I can understand where the notion of RD being "thrice bigger" Ever17 comes from. What I don't understand, is the apparent high regard for ZE series (which ARE retardified E17 carbon copies - apparent gimmicky Saw/B-movie visual style nonwithstanding - interspersed with utterly irrelevant to anything story-related CrimsonRoom-like minigames, through and through) that I sort of pick up from your post, in the context of the apparent bashing of RD.

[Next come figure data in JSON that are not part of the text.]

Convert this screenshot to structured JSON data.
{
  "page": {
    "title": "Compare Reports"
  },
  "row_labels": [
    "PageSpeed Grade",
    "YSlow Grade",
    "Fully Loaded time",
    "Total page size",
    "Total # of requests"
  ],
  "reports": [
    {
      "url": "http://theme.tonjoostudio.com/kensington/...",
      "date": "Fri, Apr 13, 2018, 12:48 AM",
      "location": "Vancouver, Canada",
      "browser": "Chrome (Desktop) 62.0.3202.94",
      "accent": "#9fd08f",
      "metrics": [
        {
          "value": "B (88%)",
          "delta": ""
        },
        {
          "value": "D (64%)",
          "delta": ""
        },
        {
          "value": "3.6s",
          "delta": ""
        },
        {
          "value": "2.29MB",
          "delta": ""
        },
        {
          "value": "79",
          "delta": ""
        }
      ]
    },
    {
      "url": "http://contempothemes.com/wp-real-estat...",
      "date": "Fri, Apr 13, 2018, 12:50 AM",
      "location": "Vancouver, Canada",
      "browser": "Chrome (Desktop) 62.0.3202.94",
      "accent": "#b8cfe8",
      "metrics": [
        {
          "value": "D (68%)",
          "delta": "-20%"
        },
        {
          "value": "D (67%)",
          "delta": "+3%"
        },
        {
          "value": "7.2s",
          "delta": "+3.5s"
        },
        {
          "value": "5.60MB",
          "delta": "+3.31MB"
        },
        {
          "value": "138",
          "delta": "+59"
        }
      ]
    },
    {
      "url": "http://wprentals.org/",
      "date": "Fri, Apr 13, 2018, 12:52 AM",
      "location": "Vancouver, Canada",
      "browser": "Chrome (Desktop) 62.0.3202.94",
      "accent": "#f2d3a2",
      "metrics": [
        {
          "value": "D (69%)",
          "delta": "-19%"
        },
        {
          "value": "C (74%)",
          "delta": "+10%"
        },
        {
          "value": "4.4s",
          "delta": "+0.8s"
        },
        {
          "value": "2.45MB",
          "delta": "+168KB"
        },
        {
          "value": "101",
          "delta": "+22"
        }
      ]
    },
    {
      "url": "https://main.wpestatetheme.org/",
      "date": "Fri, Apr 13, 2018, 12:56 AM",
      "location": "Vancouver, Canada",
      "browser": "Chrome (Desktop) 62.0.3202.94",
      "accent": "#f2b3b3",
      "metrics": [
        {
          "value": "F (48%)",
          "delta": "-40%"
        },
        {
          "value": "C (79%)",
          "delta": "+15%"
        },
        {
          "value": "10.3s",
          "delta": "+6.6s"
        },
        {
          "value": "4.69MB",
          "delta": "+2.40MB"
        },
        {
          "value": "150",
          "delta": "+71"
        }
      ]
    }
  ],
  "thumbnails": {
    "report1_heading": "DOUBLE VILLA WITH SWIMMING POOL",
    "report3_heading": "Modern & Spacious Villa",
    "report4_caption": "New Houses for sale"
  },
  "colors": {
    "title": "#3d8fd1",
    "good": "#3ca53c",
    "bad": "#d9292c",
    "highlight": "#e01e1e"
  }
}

I mean, the B route of RD, the one, the pace of which you so disliked (despite the second half of D, not to mention the entirety of Xtend Episode, being
much slower, due to all the RAM-fuckery), had a definite twist to it, a twist, that neither of the Infinity games, nor I/O, nor 999/VLR, nor PunchLine, had. And Nakazawa's I/O itself, again, featured a very definite twist of itself, which didn't have anything, at all, in common with, again, anything aforementioned. That's some creativity, don't you think? Did VLR have very much of such creativity? Well, other than reusing some of E17's twists in a particularly retarded manner (*cough* mirror twist *cough*) and making every character a badly modelled and rendered slapstick-comedy-level-assclown, well, it did feature some semblance of a, sort of, futuristic post-apocalyptic setting to it. Hard to tell, really, when the whole thing is, like, shown in a couple of glimpses before "to be continued" and jumping back 30 years so that it's neither futuristic nor post-apocalyptic anymore. Oh, by the way, you know this one thing I/O had in its 3,5MB script and RD had in its 5MB script? Lots of worldbuilding. Loads and spades of worldbuilding. Like, 15x to 20x amount of worldbuilding VLR had to itself in its wildest dreams.
Also, A route was basically R11's Kokoro's route "on fire" - mixed, yes, with E17, and, well, less creepy when compared to some of R11's bad endings.
And, yes, calling a VN with a 5MB script, and 8 years from the first ideas to the release of the Xtend version "lazy" is just, yeah, well, not every VN can be a majestic masterpiece like teh glorious VLR, eh?